In the Lord of the Rings mythopoeia, Eru is the great divine being (God) who created the world through song. Before time began, he instructed the Ainur (angels) to sing a song together that would glorify him. But one of the Ainur named Melkor decided to sing his own tune, discordant to the one glorifying of Eru. Melkor was forbidden by Eru to sing his own song, but he has been trying to ever since. The enlightened beings of Middle Earth, then, look forward to the day when all is set to right once again and all beings sing Eru's song in harmony.
In our world, what is thought the right song is Melkor's prideful number. It is an act of holy subversion (thank you, Trevin Wax), then, to sing the song of Light into the pervasive darkness.

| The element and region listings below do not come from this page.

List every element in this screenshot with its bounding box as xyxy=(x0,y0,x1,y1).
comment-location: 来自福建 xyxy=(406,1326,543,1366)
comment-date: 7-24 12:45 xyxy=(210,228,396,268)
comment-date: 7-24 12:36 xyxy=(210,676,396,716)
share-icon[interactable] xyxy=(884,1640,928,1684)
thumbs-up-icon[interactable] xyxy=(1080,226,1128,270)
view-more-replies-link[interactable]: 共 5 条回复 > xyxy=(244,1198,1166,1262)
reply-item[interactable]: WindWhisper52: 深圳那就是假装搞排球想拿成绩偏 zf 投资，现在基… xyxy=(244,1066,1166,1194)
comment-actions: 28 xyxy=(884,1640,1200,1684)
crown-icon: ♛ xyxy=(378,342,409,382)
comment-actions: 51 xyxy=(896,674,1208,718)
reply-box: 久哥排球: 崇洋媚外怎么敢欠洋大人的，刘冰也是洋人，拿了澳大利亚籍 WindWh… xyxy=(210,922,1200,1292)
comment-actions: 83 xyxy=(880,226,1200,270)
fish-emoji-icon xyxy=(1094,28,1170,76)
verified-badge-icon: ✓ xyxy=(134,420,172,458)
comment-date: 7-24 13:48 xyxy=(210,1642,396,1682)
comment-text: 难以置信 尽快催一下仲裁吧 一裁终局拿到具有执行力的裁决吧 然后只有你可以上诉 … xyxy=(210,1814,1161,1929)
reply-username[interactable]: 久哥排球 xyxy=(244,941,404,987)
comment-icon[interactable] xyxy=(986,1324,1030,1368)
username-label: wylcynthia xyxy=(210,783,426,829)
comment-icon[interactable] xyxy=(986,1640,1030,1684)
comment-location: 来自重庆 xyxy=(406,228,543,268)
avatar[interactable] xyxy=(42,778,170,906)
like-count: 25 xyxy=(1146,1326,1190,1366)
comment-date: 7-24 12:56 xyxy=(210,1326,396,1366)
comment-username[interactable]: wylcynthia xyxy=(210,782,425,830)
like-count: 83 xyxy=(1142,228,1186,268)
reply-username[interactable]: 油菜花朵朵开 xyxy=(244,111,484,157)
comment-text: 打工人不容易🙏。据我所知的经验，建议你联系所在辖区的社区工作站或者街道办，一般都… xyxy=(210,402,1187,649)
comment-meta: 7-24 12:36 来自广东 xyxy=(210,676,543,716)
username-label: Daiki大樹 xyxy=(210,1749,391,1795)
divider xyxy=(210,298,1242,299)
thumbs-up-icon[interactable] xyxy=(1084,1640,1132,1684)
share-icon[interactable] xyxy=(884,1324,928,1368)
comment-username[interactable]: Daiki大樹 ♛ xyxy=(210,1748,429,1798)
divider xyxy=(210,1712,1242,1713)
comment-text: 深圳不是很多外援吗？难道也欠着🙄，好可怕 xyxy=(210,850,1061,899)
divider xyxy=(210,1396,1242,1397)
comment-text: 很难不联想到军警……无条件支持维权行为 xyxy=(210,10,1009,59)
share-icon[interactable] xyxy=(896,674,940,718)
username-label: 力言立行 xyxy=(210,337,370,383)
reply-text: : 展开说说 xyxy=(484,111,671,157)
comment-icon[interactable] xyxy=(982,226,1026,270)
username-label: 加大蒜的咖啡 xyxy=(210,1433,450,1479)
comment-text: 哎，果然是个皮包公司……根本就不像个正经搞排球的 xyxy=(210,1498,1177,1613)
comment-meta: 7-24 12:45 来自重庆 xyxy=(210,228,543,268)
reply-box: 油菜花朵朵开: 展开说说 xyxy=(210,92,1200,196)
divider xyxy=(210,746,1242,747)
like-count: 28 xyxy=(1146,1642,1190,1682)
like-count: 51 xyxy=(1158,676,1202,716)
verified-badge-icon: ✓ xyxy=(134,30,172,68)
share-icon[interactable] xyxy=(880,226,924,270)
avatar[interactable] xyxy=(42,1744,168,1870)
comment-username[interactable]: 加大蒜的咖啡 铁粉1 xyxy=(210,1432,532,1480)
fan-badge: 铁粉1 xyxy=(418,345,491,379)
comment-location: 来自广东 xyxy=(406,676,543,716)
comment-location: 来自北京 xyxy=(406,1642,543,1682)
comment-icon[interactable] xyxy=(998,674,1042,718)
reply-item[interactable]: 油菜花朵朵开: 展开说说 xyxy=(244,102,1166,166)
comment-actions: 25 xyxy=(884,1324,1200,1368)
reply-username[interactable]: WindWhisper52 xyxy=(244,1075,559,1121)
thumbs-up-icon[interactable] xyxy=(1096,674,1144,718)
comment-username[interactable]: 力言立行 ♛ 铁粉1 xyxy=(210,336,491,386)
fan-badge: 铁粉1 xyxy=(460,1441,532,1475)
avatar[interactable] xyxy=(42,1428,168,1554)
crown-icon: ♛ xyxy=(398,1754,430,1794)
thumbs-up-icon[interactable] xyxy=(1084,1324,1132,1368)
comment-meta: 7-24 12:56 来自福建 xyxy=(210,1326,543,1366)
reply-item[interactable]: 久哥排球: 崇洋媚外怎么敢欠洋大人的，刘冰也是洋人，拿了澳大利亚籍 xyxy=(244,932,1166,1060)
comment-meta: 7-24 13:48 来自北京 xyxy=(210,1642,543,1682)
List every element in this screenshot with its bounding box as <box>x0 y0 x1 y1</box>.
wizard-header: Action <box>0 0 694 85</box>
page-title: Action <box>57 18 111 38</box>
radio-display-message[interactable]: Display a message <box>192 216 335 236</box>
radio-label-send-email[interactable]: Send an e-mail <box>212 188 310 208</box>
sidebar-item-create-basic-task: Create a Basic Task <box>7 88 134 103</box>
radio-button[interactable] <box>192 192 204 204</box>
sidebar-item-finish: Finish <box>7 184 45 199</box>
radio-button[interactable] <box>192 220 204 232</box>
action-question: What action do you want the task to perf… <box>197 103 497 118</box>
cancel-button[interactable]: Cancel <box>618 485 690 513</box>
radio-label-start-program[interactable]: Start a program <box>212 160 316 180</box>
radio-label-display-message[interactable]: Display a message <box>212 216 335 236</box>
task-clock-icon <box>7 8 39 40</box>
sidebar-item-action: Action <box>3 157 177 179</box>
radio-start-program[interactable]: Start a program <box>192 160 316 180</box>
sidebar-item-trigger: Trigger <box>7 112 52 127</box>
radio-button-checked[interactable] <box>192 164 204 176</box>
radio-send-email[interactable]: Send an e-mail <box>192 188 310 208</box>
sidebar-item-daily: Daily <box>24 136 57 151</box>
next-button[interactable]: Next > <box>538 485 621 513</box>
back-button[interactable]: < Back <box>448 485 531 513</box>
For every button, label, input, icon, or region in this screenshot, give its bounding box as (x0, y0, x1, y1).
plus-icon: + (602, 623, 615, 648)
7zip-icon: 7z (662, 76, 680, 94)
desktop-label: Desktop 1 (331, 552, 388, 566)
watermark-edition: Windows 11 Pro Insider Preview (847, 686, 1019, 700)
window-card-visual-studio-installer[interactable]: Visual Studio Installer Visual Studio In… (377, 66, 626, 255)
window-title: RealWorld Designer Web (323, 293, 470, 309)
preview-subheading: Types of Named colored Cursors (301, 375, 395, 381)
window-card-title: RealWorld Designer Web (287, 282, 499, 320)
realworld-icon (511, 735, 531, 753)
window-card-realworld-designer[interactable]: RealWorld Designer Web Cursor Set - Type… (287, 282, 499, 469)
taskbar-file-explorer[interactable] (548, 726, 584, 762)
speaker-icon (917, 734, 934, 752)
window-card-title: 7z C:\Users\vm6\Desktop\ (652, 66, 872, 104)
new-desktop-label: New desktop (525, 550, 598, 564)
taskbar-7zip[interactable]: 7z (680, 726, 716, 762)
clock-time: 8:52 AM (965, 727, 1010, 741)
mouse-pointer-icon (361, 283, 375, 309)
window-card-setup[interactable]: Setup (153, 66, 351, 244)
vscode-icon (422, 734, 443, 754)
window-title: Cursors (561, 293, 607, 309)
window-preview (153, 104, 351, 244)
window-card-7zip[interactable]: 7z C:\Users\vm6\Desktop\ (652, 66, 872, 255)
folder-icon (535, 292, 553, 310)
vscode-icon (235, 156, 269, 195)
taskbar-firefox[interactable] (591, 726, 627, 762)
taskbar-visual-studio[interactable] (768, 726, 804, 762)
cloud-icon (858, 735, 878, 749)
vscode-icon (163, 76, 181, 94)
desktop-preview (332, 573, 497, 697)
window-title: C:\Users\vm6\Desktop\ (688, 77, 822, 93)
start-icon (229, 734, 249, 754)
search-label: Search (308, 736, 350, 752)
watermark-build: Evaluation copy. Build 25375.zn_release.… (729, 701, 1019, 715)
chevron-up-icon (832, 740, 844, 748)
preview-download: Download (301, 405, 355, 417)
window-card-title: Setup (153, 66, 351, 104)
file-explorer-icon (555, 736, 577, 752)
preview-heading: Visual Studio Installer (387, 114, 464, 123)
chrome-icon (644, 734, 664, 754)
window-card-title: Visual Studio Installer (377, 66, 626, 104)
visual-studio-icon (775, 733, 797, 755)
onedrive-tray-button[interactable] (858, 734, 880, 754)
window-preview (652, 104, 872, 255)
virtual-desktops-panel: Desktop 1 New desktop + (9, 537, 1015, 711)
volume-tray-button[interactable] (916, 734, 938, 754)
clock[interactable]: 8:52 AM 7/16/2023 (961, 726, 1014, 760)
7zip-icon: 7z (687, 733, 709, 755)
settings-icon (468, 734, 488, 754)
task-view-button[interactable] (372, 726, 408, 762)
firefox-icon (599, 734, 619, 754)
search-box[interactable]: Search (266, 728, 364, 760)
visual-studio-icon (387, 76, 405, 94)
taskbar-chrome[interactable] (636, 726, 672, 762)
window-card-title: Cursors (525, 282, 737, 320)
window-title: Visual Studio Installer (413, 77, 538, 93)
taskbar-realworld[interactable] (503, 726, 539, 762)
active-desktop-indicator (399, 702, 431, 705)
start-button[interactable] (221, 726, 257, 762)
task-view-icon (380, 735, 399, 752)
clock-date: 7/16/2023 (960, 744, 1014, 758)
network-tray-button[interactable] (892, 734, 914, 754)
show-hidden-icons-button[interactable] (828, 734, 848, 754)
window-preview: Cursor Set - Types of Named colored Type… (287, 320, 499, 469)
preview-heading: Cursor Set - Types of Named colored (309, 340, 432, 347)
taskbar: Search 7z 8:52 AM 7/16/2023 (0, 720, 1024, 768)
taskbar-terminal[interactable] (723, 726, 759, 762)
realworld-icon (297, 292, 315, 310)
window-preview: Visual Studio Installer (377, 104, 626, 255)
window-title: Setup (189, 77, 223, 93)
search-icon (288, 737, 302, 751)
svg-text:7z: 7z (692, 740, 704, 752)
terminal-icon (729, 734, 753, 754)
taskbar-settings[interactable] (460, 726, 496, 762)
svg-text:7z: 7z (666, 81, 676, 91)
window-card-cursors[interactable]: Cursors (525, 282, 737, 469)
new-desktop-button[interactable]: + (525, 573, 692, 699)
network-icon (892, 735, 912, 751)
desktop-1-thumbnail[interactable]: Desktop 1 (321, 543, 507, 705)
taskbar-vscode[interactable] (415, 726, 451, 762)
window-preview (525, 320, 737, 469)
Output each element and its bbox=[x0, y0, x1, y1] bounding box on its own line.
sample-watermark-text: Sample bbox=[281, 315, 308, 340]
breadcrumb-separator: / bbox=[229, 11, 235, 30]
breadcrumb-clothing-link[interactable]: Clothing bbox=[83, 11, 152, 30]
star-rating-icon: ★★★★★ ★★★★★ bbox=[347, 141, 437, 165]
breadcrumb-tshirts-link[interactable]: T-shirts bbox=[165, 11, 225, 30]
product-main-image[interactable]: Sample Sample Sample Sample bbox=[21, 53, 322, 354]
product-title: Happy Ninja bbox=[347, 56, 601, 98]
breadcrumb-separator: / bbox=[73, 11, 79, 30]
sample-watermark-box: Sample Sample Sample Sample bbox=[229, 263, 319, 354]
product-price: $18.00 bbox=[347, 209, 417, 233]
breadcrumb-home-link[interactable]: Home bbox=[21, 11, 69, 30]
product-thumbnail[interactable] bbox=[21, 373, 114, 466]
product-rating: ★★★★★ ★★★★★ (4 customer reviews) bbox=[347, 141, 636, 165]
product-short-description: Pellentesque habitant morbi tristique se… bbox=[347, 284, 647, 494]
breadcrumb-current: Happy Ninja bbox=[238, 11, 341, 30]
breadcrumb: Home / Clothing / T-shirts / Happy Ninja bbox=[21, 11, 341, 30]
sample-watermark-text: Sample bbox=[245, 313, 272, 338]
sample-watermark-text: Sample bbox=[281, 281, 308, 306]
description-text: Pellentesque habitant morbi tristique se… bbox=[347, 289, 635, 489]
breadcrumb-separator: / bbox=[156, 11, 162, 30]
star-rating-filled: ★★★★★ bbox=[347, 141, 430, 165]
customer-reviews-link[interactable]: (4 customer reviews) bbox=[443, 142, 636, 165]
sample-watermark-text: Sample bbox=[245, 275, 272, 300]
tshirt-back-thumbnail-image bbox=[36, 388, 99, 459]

Not to mix my cultural touchstones here, but this clip, probably my favorite scene in my favorite movie, is a stirring illustration to me of what holy subversion is like. The occupier Nazis' Melkor-song is overcome by the oppressed Frenchmen's "La Marseillaise."
Stretch out your hand from on high;
rescue me and deliver me from the many waters,
from the hand of foreigners,
whose mouths speak lies
and whose right hand is a right hand of falsehood.
I will sing a new song to you, O God;
upon a ten-stringed harp I will play to you,
who gives victory to kings,
who rescues David his servant from the cruel sword.
Rescue me and deliver me
from the hand of foreigners,
whose mouths speak lies
and whose right hand is a right hand of falsehood.
-- Psalm 144:7-11
Let us outsing the enemy. Our song is truer and better.
3 comments:
Amen
(:-( Video says, "This video is private."
So I went and watched the whole movie (again) on megavideo...love it and you make a very good point Jared.
Ha! Good deal, Chris.
I noticed all the clips I could find of that scene have disabled embedding, so I just edited it to link to one of them.